“Quando dizemos ‘eu tomo refúgio no Buda’, precisamos também entender que ‘o Buda toma refúgio em mim’. Sem a segunda parte do enunciado, a primeira permanece incompleta”. (Thich Nhat Hanh, “On Being Peace”)
Olá, tudo bem com vocês?
Semana passada uma nuvem desceu do céu e pousou no vale misturando sonho e realidade às seis e meia da manhã. Daqui, alto do morro, mal consegui distinguir o laranja dos telhados. Era meu primeiro dia acordando sozinha no meio do mato. Lá embaixo, as casas da vila de São Martinho das Amoreiras não eram nada além de uma mancha etérea, e a pergunta veio:
será que os moradores de São Martinho têm consciência que estão afogados no meio de uma nebulosa?
Talvez não, incrivelmente metidos que estão dentro da invisível cortina de vapor de água. Eu, por outro lado, via a imensidão em volta de mim nitidamente. Tudo é uma questão de ponto de vista. Da minha casa nova, enxerguei o moinho no alto da colina, as montanhas além e até Garvão, que fica a uns 8km daqui. Tomei um gole de café com leite e apertei a faixa do roupão na cintura para sentir algum tipo de solidez.

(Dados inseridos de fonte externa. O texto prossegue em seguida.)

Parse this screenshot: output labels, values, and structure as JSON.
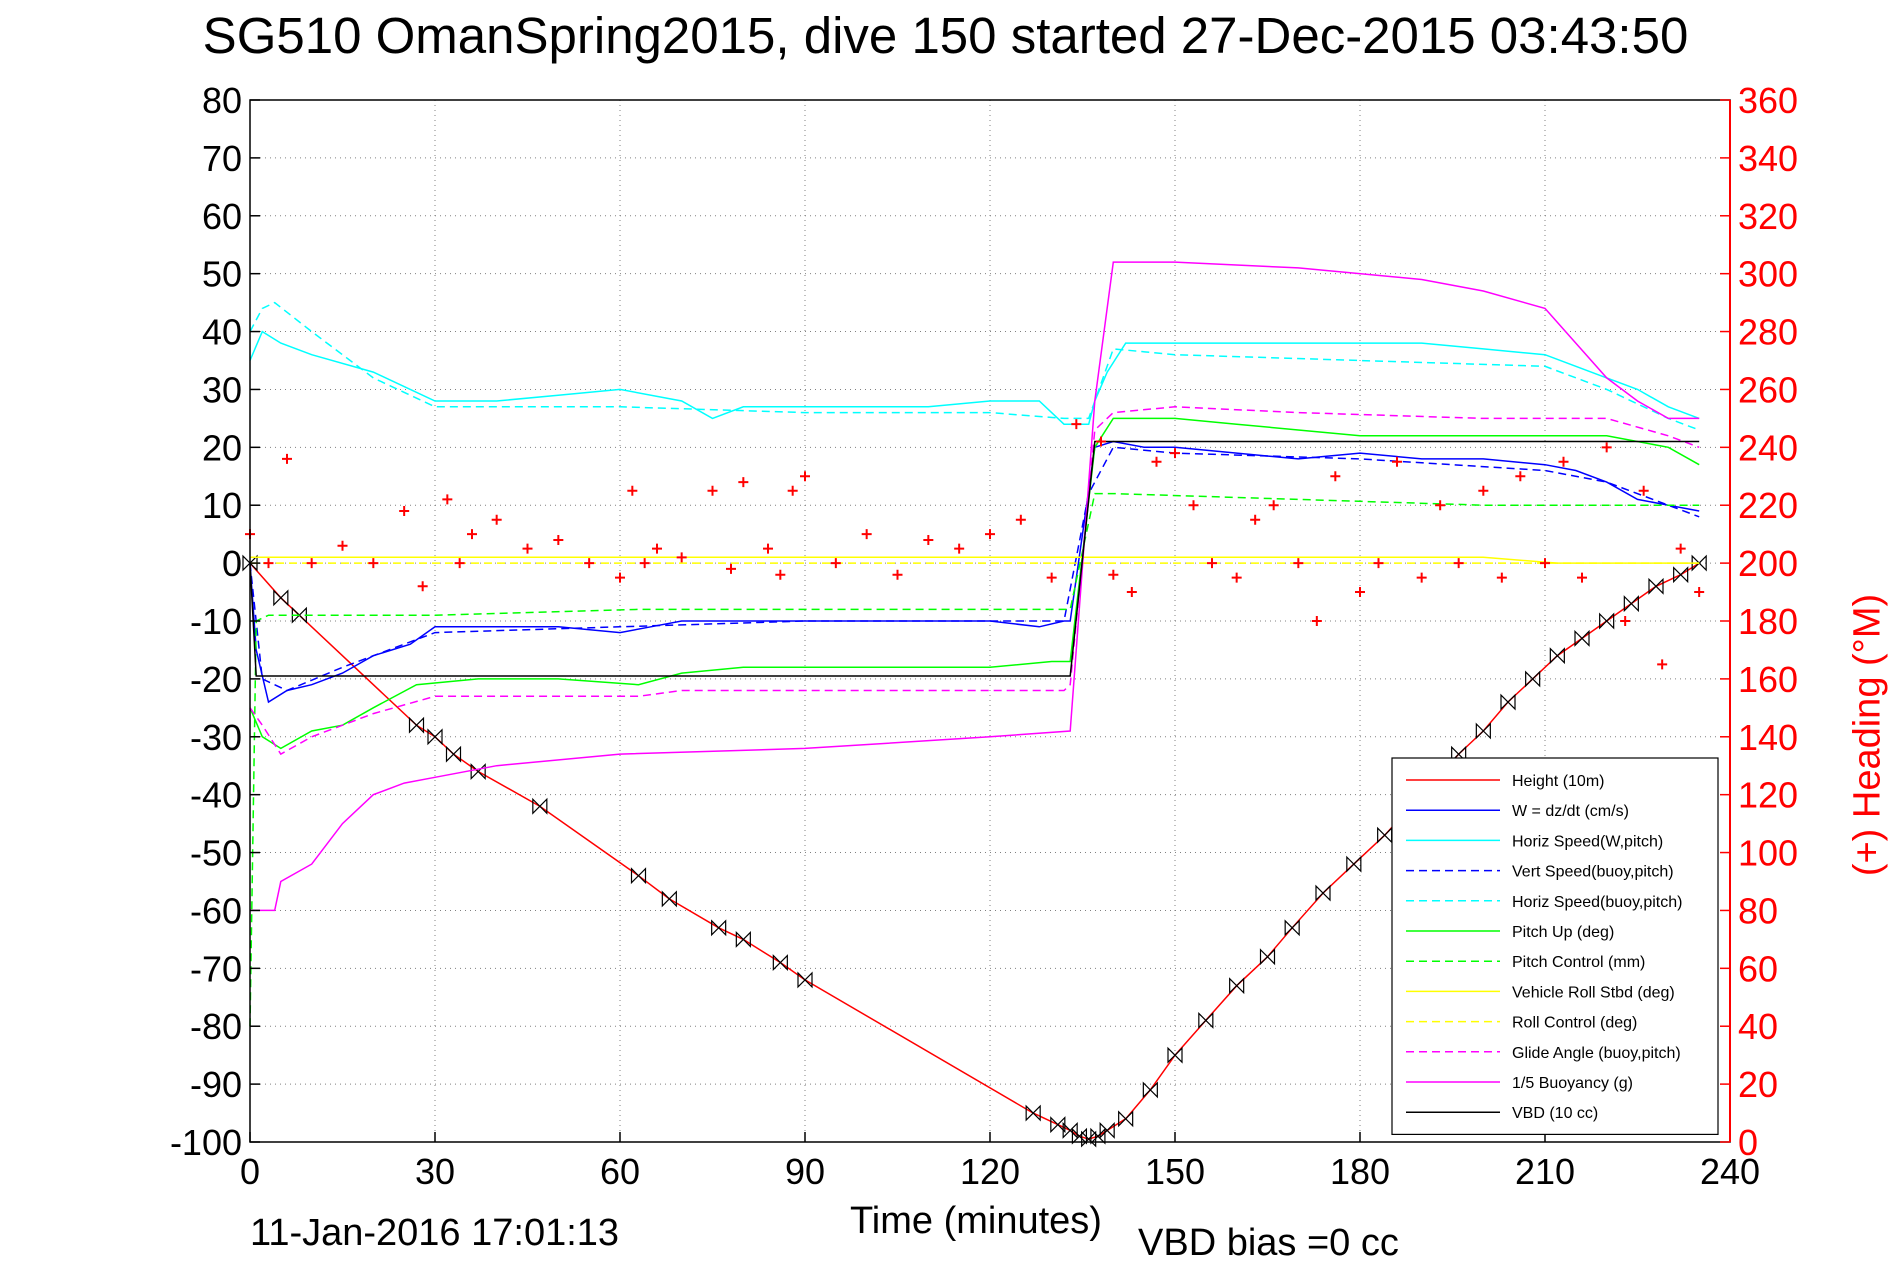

O que você procura já é o lugar de onde você olha. É uma das frases que meu professor mais gosta de usar. O mundo que você enxerga do lado de fora dos seus olhos é só uma projeção do mundo que acontece por trás dos seus globos oculares.
Sempre desejei entender este enunciado de que o mundo não tem existência autônoma a não ser através dos meus filtros. É um enunciado radical, porque nele não há Eu & o Mundo. A realidade, diz meu professor, É o que eu vejo.

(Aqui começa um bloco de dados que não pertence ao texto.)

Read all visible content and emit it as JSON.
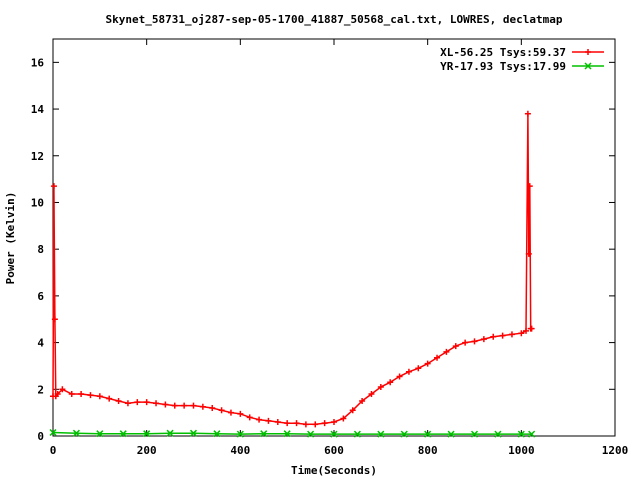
{
  "chart_data": {
    "type": "line",
    "title": "Skynet_58731_oj287-sep-05-1700_41887_50568_cal.txt, LOWRES, declatmap",
    "xlabel": "Time(Seconds)",
    "ylabel": "Power (Kelvin)",
    "xlim": [
      0,
      1200
    ],
    "ylim": [
      0,
      17
    ],
    "xticks": [
      "0",
      "200",
      "400",
      "600",
      "800",
      "1000",
      "1200"
    ],
    "yticks": [
      "0",
      "2",
      "4",
      "6",
      "8",
      "10",
      "12",
      "14",
      "16"
    ],
    "grid": false,
    "legend_position": "top-right",
    "series": [
      {
        "name": "XL-56.25 Tsys:59.37",
        "color": "#ff0000",
        "marker": "plus",
        "x": [
          0,
          2,
          4,
          6,
          10,
          20,
          40,
          60,
          80,
          100,
          120,
          140,
          160,
          180,
          200,
          220,
          240,
          260,
          280,
          300,
          320,
          340,
          360,
          380,
          400,
          420,
          440,
          460,
          480,
          500,
          520,
          540,
          560,
          580,
          600,
          620,
          640,
          660,
          680,
          700,
          720,
          740,
          760,
          780,
          800,
          820,
          840,
          860,
          880,
          900,
          920,
          940,
          960,
          980,
          1000,
          1010,
          1014,
          1016,
          1018,
          1020,
          1022
        ],
        "values": [
          1.7,
          10.7,
          5.0,
          1.7,
          1.8,
          2.0,
          1.8,
          1.8,
          1.75,
          1.7,
          1.6,
          1.5,
          1.4,
          1.45,
          1.45,
          1.4,
          1.35,
          1.3,
          1.3,
          1.3,
          1.25,
          1.2,
          1.1,
          1.0,
          0.95,
          0.8,
          0.7,
          0.65,
          0.6,
          0.55,
          0.55,
          0.5,
          0.5,
          0.55,
          0.6,
          0.75,
          1.1,
          1.5,
          1.8,
          2.1,
          2.3,
          2.55,
          2.75,
          2.9,
          3.1,
          3.35,
          3.6,
          3.85,
          4.0,
          4.05,
          4.15,
          4.25,
          4.3,
          4.35,
          4.4,
          4.5,
          13.8,
          7.8,
          10.7,
          4.6,
          4.6
        ]
      },
      {
        "name": "YR-17.93 Tsys:17.99",
        "color": "#00c000",
        "marker": "cross",
        "x": [
          0,
          50,
          100,
          150,
          200,
          250,
          300,
          350,
          400,
          450,
          500,
          550,
          600,
          650,
          700,
          750,
          800,
          850,
          900,
          950,
          1000,
          1022
        ],
        "values": [
          0.15,
          0.12,
          0.1,
          0.1,
          0.1,
          0.12,
          0.12,
          0.1,
          0.08,
          0.1,
          0.1,
          0.08,
          0.08,
          0.08,
          0.08,
          0.08,
          0.08,
          0.08,
          0.08,
          0.08,
          0.08,
          0.08
        ]
      }
    ]
  }
}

No fim da tarde desci ao meu atelier, uma cabaninha de madeira que fica no jardim. Atravessando pela grama, notei já de longe que algo faltava. Será que rolou lá pra baixo com o vento? A estátua na frente da janela principal não estava lá. Uma de gesso, sem muitos adornos, que ganhei de uma amiga que ganhou de outra amiga que voltou ao Brasil e não tinha onde deixar.
Dei a volta no atelier e notei que do lado de fora ainda, nas prateleiras externas da varanda, todos os itens respondiam presente: bule, potinhos de chá, o vaso turquesa, tudo, tudo menos, do lado direito da estante, a outra estátura pequena de um homem sentado com pedacinhos de espelho brilhante.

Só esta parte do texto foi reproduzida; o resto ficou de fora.